For the pilots in the crowd, Aqaba ATC (Air Traffic Control), is not used to handling many planes. We ask whether we can fly along the coast in a practice area and we are told that, "No, there is incoming traffic." I feel like grabbing the mic and saying, "So???" At Palo Alto airport, they routinely have planes coming in from 3 or 4 directions at once, 8 or more planes "in the pattern", and have several planes maneuvering over Stanford or over the salt marsh on the shore. Aqaba ATC telling us that there is another plane in the area so therefore we can't go along the coast is underwhelming at the least. No matter, the flight has been a blast.

We pull up to the hangar and I see someone that looks a lot like the passenger, Jim, that she took to Bait Ali. I ask whether Jim has a brother or close relative that looks much like him. They both laugh at me as they explain that it is Jim, he took a car back to Aqaba and arrived before I did? He goes on to explain that he is the Chief Pilot for the Aero Club, recently coming out of retirement from South Africa to have some fun in Jordan (and distance himself from a political situation that is gradually becoming less friendly to whites).

The flight is a great way to finish off a trip! I cross the border from Aqaba to Eliat and catch a bus to Tel Aviv, a 5 hour ride. The bus stops for a break along the way and while buying a drink I see an incredible display of pushing, shoving, cutting lines in order to get to the cash register. Old women, especially, seem to think it is their God given right to cut in front of you without looking at you or saying a word. I employ chicken wing and pack bashing techniques to make my way to the register. With the chicken wing technique, I put my hands on my hips and extend my elbows as far laterally as I can, using them to keep others from creeping ahead of me.
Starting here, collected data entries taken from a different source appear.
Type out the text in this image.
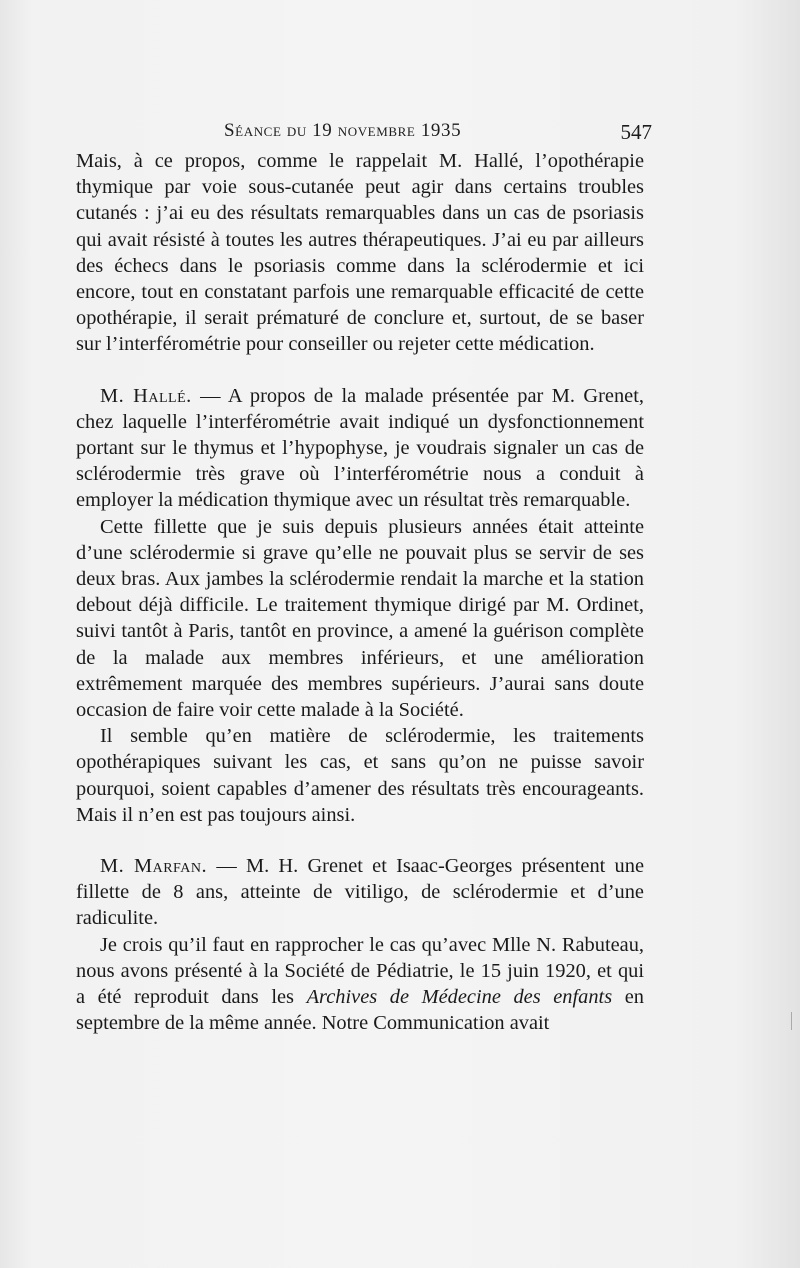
Séance du 19 novembre 1935	547

Mais, à ce propos, comme le rappelait M. Hallé, l’opothérapie thymique par voie sous-cutanée peut agir dans certains troubles cutanés : j’ai eu des résultats remarquables dans un cas de psoriasis qui avait résisté à toutes les autres thérapeutiques. J’ai eu par ailleurs des échecs dans le psoriasis comme dans la sclérodermie et ici encore, tout en constatant parfois une remarquable efficacité de cette opothérapie, il serait prématuré de conclure et, surtout, de se baser sur l’interférométrie pour conseiller ou rejeter cette médication.

M. Hallé. — A propos de la malade présentée par M. Grenet, chez laquelle l’interférométrie avait indiqué un dysfonctionnement portant sur le thymus et l’hypophyse, je voudrais signaler un cas de sclérodermie très grave où l’interférométrie nous a conduit à employer la médication thymique avec un résultat très remarquable.

Cette fillette que je suis depuis plusieurs années était atteinte d’une sclérodermie si grave qu’elle ne pouvait plus se servir de ses deux bras. Aux jambes la sclérodermie rendait la marche et la station debout déjà difficile. Le traitement thymique dirigé par M. Ordinet, suivi tantôt à Paris, tantôt en province, a amené la guérison complète de la malade aux membres inférieurs, et une amélioration extrêmement marquée des membres supérieurs. J’aurai sans doute occasion de faire voir cette malade à la Société.

Il semble qu’en matière de sclérodermie, les traitements opothérapiques suivant les cas, et sans qu’on ne puisse savoir pourquoi, soient capables d’amener des résultats très encourageants. Mais il n’en est pas toujours ainsi.

M. Marfan. — M. H. Grenet et Isaac-Georges présentent une fillette de 8 ans, atteinte de vitiligo, de sclérodermie et d’une radiculite.

Je crois qu’il faut en rapprocher le cas qu’avec Mlle N. Rabuteau, nous avons présenté à la Société de Pédiatrie, le 15 juin 1920, et qui a été reproduit dans les Archives de Médecine des enfants en septembre de la même année. Notre Communication avait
In pack bashing, I turn my body quickly and my heavy backpack (full of camera gear), tends to clear the area directly behind me. As it is, I barely get back on my bus before it continues to Tel Aviv.

I arrive back at Oren and Inbar's appartment to find 15 open bottles of wine! They are mostly the same kind of wine, left over from the wedding. I sample several by the time they return home after work. 

Finally, I get Oren and Inbar to agree that I can take them out AND PAY for dinner. They have been diligent about not letting me spend a cent (shekel) on food. We go to GooCha, a seafood and fish restaurant bar where the house speciality is Mokika, a Brazilian seafood dish with fish, shellfish, chili, coconut milk and tomatoes. It's very similar to cioppino and it is excellent. 

Then there is desert. Inbar takes us to her favorite ice cream shop. I decide to be good and order fig ice cream and pitango yogurt, which I've never heard of but which is quite tart when you first taste it but quickly mellows to a subtle sweetness to finish. However, Oren goes next door to get his favorite desert. It is affogato al caffe, a simifrado of white chocolate smothered in espresso. Folks, I've never tasted something this good. It's from Amore Mio in Tel Aviv and if you make it to Israel, you MUST try this.

What a great note on which to finish a wonderful and rejuvenating vacation. So many memories, new friends, great photos. It has been life changing.